Тянь тянется к грудине, растирает её, потому что сердце сейчас колошматит абсолютно так же. Хотя он вовсе не в освещённом переулке, среди кладбищ мотыльков и густой тьмы. Но что-то внутри настораживается, рычит, скалится опасливо на Сяо Хой, которая успела отойти подальше к толпе девчонок. Она слушает их и Тянь уверен — в бессмысленную болтовню даже не вникает. Всё поворачивается раз в минуту и сверлит Цзяня нечитаемым взглядом. Взглядом, который не принадлежит человеку, чья голова забита короткими бессюжетными бульварными романами о большой и чистой, мелодрамами и шмотками.
Бам-бам-бам.
Нутро зачем-то воспринимает её — хрупкую, мелкую, с забавным хвостиком на голове и резинкой с синими декоративными шариками на ней — как опасность. Как то, от чего Цзяню нужно вносить ноги. Бежать-бежать-бежать от неё семимильными. Его нужно спрятать.
Щита у Тяня с собой нет.
И Тянь сам щитом для Цзяня становится.
Придвигается к нему ещё ближе. Хотя сам же, ублюдок, обещал себе — никаких больше ближе. Никаких больше чаще. Никаких больше вдохов лотоса в дуреющие его запахом лёгкие.

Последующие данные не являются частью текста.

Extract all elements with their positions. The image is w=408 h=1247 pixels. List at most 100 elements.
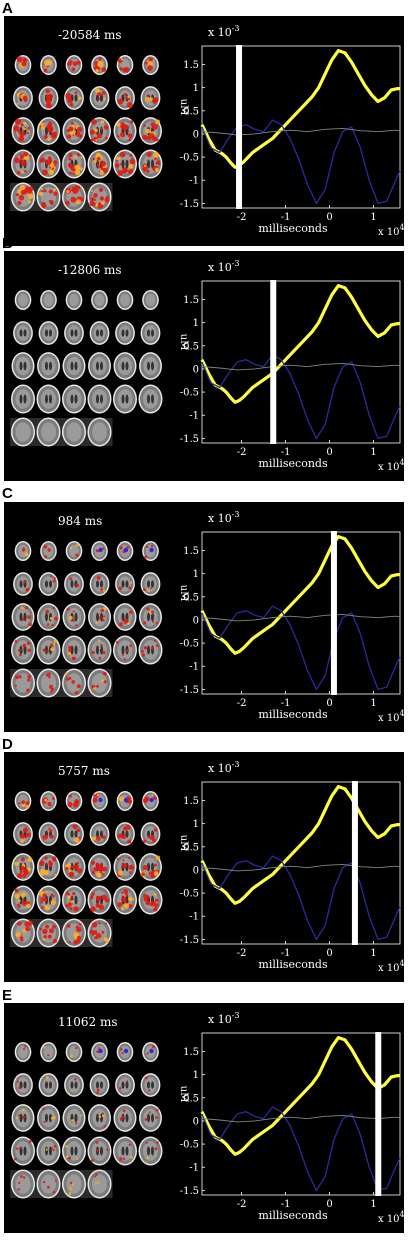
brain-slice	[38, 1073, 59, 1097]
brain-slice	[113, 1136, 137, 1166]
brain-slice	[116, 290, 134, 310]
y-axis-label: uM	[178, 585, 189, 602]
brain-slice	[91, 290, 108, 310]
brain-slice	[89, 86, 110, 110]
series-line	[201, 855, 401, 941]
brain-slice-grid	[10, 791, 163, 948]
y-tick-label: 1.5	[183, 796, 199, 807]
x-axis-label: milliseconds	[258, 1209, 328, 1222]
brain-slice	[35, 668, 62, 698]
series-line-main	[200, 49, 400, 169]
brain-slice	[87, 149, 112, 179]
brain-slice	[116, 791, 134, 811]
brain-slice	[37, 1104, 60, 1132]
x-tick-label: -1	[281, 1199, 291, 1210]
y-tick-label: 0.5	[183, 842, 199, 853]
plot-axes-box	[201, 531, 401, 695]
brain-slice	[64, 86, 84, 110]
x-axis-label: milliseconds	[258, 457, 328, 470]
y-exponent-label: x 10-3	[208, 1011, 240, 1026]
brain-slice	[64, 572, 84, 596]
y-tick-label: 1	[193, 318, 199, 329]
y-tick-label: 0	[193, 129, 199, 140]
brain-slice	[89, 572, 110, 596]
brain-slice	[89, 822, 110, 846]
y-tick-label: -1.5	[180, 1186, 199, 1197]
series-line-main	[200, 535, 400, 655]
x-tick-label: 0	[326, 447, 332, 458]
brain-slice	[89, 321, 110, 345]
y-tick-label: -1.5	[180, 199, 199, 210]
y-tick-label: -1.5	[180, 434, 199, 445]
y-tick-label: -0.5	[180, 639, 199, 650]
brain-slice	[61, 417, 87, 447]
time-cursor	[375, 1032, 382, 1196]
x-exponent-label: x 104	[378, 1210, 404, 1225]
brain-slice	[61, 668, 87, 698]
brain-slice	[88, 603, 111, 631]
brain-slice	[62, 149, 86, 179]
series-line	[201, 354, 401, 440]
brain-slice	[89, 1073, 110, 1097]
time-cursor	[270, 280, 277, 444]
brain-slice	[36, 635, 61, 665]
figure-panel: 984 ms 1.5 1 0.5 0 -0.5 -1 -1.5 -2 -1 0 1 x 10-3 uM mi…	[4, 502, 404, 732]
brain-slice	[87, 384, 112, 414]
brain-slice	[88, 1104, 111, 1132]
x-exponent-label: x 104	[378, 959, 404, 974]
x-tick-label: -1	[281, 698, 291, 709]
panel-letter: C	[2, 485, 13, 502]
brain-slice	[62, 885, 86, 915]
brain-slice	[61, 182, 87, 212]
brain-slice	[65, 541, 83, 561]
plot-axes-box	[201, 45, 401, 209]
brain-slice	[113, 149, 137, 179]
y-exponent-label: x 10-3	[208, 510, 240, 525]
brain-slice	[36, 384, 61, 414]
brain-slice	[38, 86, 59, 110]
brain-slice	[115, 572, 135, 596]
x-tick-label: 1	[370, 212, 376, 223]
brain-slice	[113, 853, 137, 881]
brain-slice	[138, 384, 163, 414]
y-tick-label: -0.5	[180, 153, 199, 164]
brain-slice	[38, 822, 59, 846]
series-line	[201, 863, 401, 872]
brain-slice	[88, 853, 111, 881]
x-tick-label: -2	[237, 1199, 247, 1210]
x-tick-label: 1	[370, 698, 376, 709]
brain-slice	[139, 603, 162, 631]
brain-slice	[113, 635, 137, 665]
figure-panel: 11062 ms 1.5 1 0.5 0 -0.5 -1 -1.5 -2 -1 0 1 x 10-3 uM…	[4, 1003, 404, 1233]
x-tick-label: 0	[326, 698, 332, 709]
brain-slice	[13, 572, 33, 596]
brain-slice	[14, 791, 32, 811]
brain-slice	[10, 1169, 36, 1199]
brain-slice	[11, 1136, 35, 1166]
brain-slice	[64, 822, 84, 846]
x-tick-label: -2	[237, 212, 247, 223]
y-tick-label: -1	[189, 1163, 199, 1174]
time-cursor	[236, 45, 243, 209]
brain-slice	[40, 541, 57, 561]
time-label: -20584 ms	[58, 28, 122, 42]
x-tick-label: 0	[326, 212, 332, 223]
series-line-main	[200, 785, 400, 905]
brain-slice	[11, 603, 35, 631]
panel-letter: D	[2, 736, 13, 753]
brain-slice	[139, 352, 162, 380]
brain-slice	[140, 321, 161, 345]
brain-slice	[116, 541, 134, 561]
y-tick-label: 0	[193, 615, 199, 626]
panel-letter: A	[2, 0, 13, 17]
brain-slice	[62, 352, 86, 380]
y-tick-label: -1	[189, 176, 199, 187]
plot-axes-box	[201, 1032, 401, 1196]
brain-slice	[142, 55, 159, 75]
brain-slice	[139, 1104, 162, 1132]
y-tick-label: 0	[193, 364, 199, 375]
figure-panel: -20584 ms 1.5 1 0.5 0 -0.5 -1 -1.5 -2 -1 0 1 x 10-3 u…	[4, 16, 404, 246]
brain-slice	[87, 885, 112, 915]
brain-slice	[65, 1042, 83, 1062]
brain-slice	[91, 541, 108, 561]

И это вошло в разряд нерушимых правил. Это вошло в обязательные требования. Это вошло в неприступный закон.
С правилами у Тяня всегда были проблемы. Правилами Тянь всегда пренебрегал. Правила Тянь всегда на хую вертел прилюдно и без намека на смущение. Чужие правила. Правила, исполнения которых от Тяня требовали.
Тут другое. Те, что касаются Цзяня — личные. Лично установленные. Лично одобренные, подписанные своей же кровью. Лично выбранные бессонными ночами во имя спасения себя самого. Да — Тянь эгоист.

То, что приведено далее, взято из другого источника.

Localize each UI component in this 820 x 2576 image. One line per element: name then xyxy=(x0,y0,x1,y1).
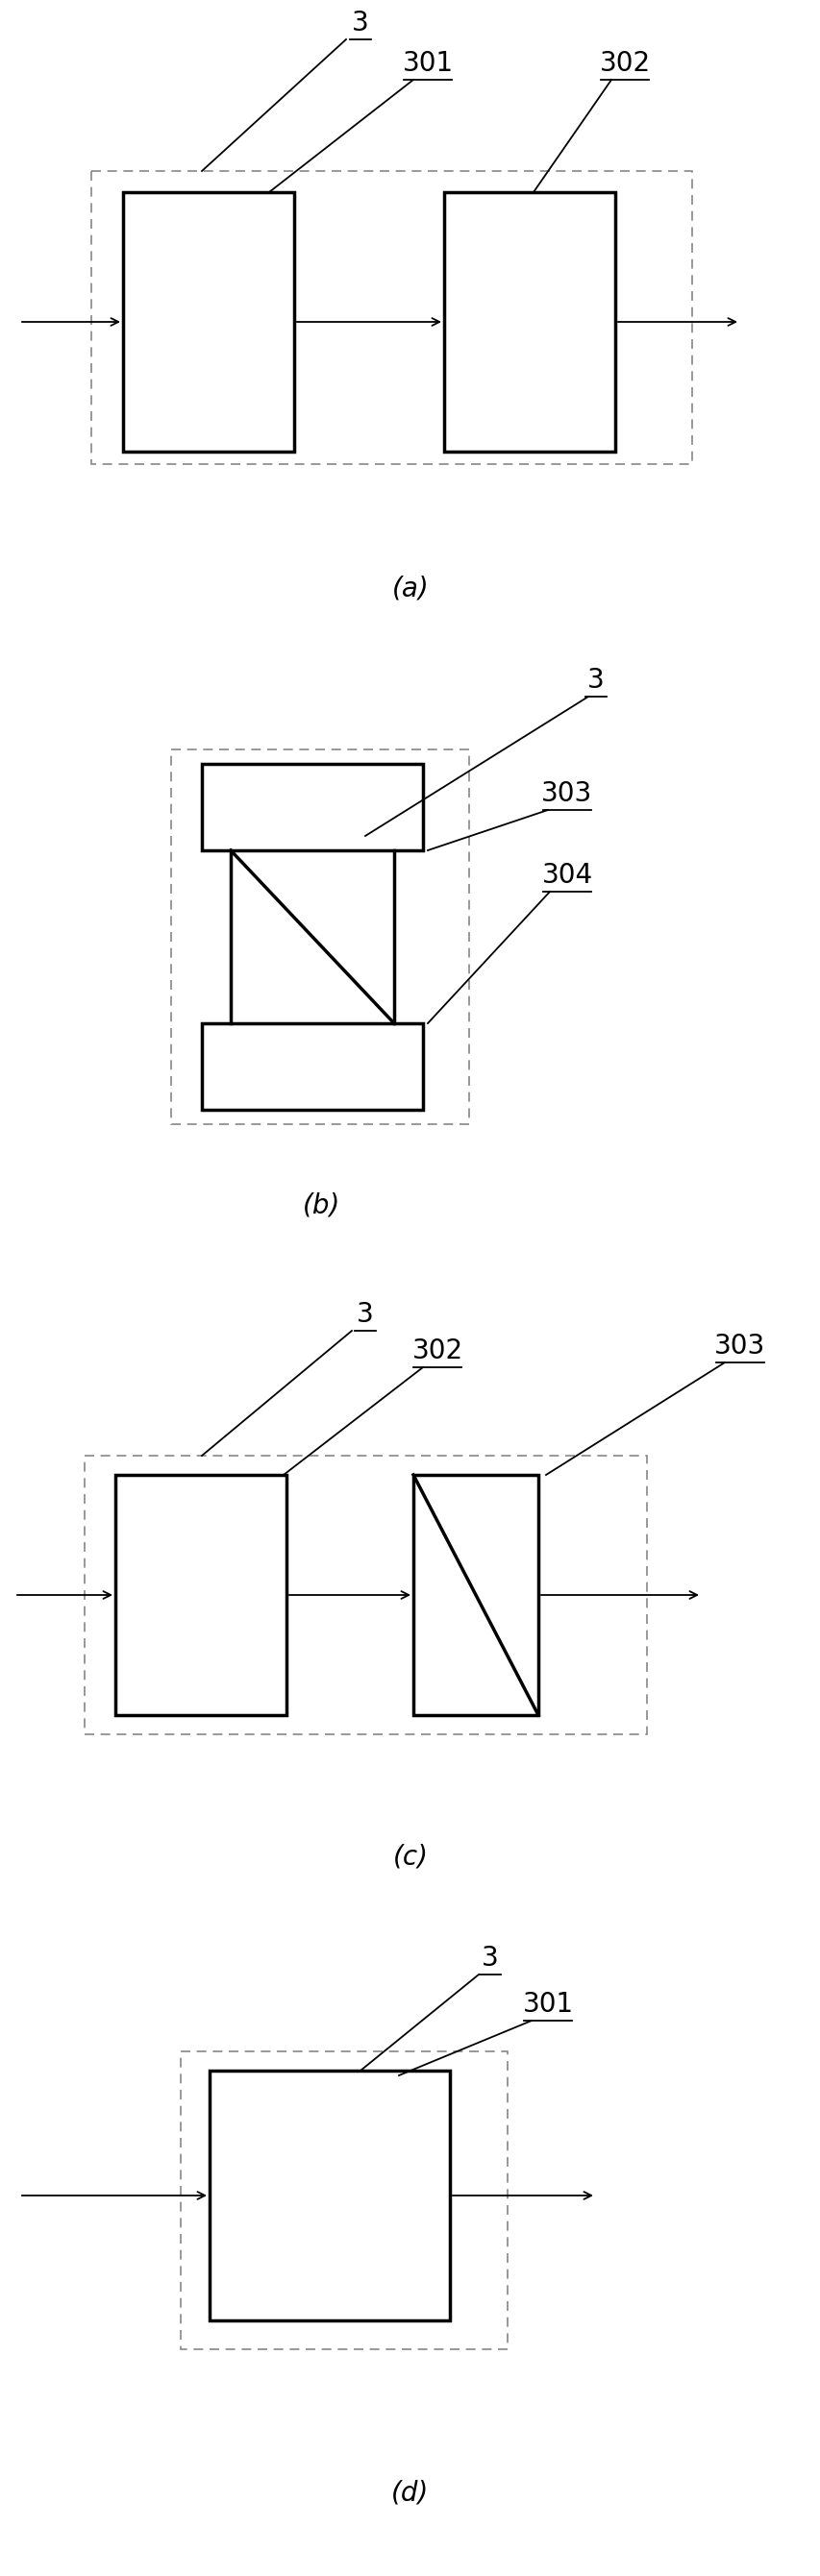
Text: 3: 3 xyxy=(481,1945,499,1971)
Bar xyxy=(180,2050,507,2349)
Bar xyxy=(444,193,614,451)
Bar xyxy=(116,1476,286,1716)
Text: 3: 3 xyxy=(357,1301,373,1327)
Bar xyxy=(171,750,468,1123)
Bar xyxy=(413,1476,538,1716)
Text: 302: 302 xyxy=(412,1337,462,1365)
Text: 3: 3 xyxy=(352,10,369,36)
Text: 303: 303 xyxy=(541,781,592,806)
Text: 3: 3 xyxy=(587,667,604,693)
Text: 301: 301 xyxy=(522,1991,573,2017)
Text: 302: 302 xyxy=(599,49,649,77)
Bar xyxy=(91,170,691,464)
Text: (b): (b) xyxy=(303,1193,340,1218)
Text: 301: 301 xyxy=(402,49,453,77)
Text: 304: 304 xyxy=(541,863,592,889)
Bar xyxy=(123,193,294,451)
Bar xyxy=(202,1023,422,1110)
Text: (d): (d) xyxy=(391,2478,429,2506)
Text: (a): (a) xyxy=(391,574,429,600)
Bar xyxy=(202,765,422,850)
Bar xyxy=(84,1455,646,1734)
Bar xyxy=(209,2071,449,2321)
Text: 303: 303 xyxy=(713,1332,765,1360)
Text: (c): (c) xyxy=(392,1842,428,1870)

И если сейчас стоит выбор: спасти себя, или спасти Цзяня — Тянь без раздумий выберет второе.
Да, рядом с Цзянем даже дышать больно. Да, рядом с Цзянем, Тянь весь наизнанку — изнывающий своей о нём уязвимостью. Да, Тянь ненавидит быть уязвимым, потому что сильным в этом сложном мире быть положено каждому и без исключений — иначе переломают, искалечат и выплюнут безжизненной грудой гниющих останков.
Да, Тянь готов быть сильным рядом с тем, кто делает его безнадежно-слабым.
Даже если внутри всё раздирает тем, что Тянь не такой. Эгоист он. И всё, и точка, без всяких «но» и «если». Тянь по́гань, который собой ни перед кем не пожертвует. Тянь обмудок, которому насрать на остальных, в каком бы дерьме те не оказались. Тянь всегда ради себя, во имя себя, для себя.
Но случается так, что даже эгоисты, обмудки и по́гань просто берут и въёбываются в солнечных мальчиков без предупреждения и подготовки — резко, быстро и ослепительно больно.
Без вопросов: а хотите ли вы вообще? Влюбиться хотите, уважаемый? Нет. Нет, сука, нет. Тянь не хотел в него по уши. Тянь не хотел в него по самую душу. Тянь не хотел в него так безнадежно.
У Тяня никто и не спрашивал.
И Тянь всё ещё эгоист.
Эгоист, который собой ради Цзяня жертвует.
Он закидывает руку, согнутую в локте — ему на плечо, закрывает его собой от пронизывающего взгяда Сяо Хой. Он упрямится жалкому, просящемуся, умоляющему желанию этой рукой Цзяня обнять. Прижать к себе так крепко, чтобы впаяться намертво. Он сжимает челюсть до выступивших желваков, перебарывая чудовищную необходимость, вскипающую бурлящей кровью внутри — прижаться к Цзяню боком полность.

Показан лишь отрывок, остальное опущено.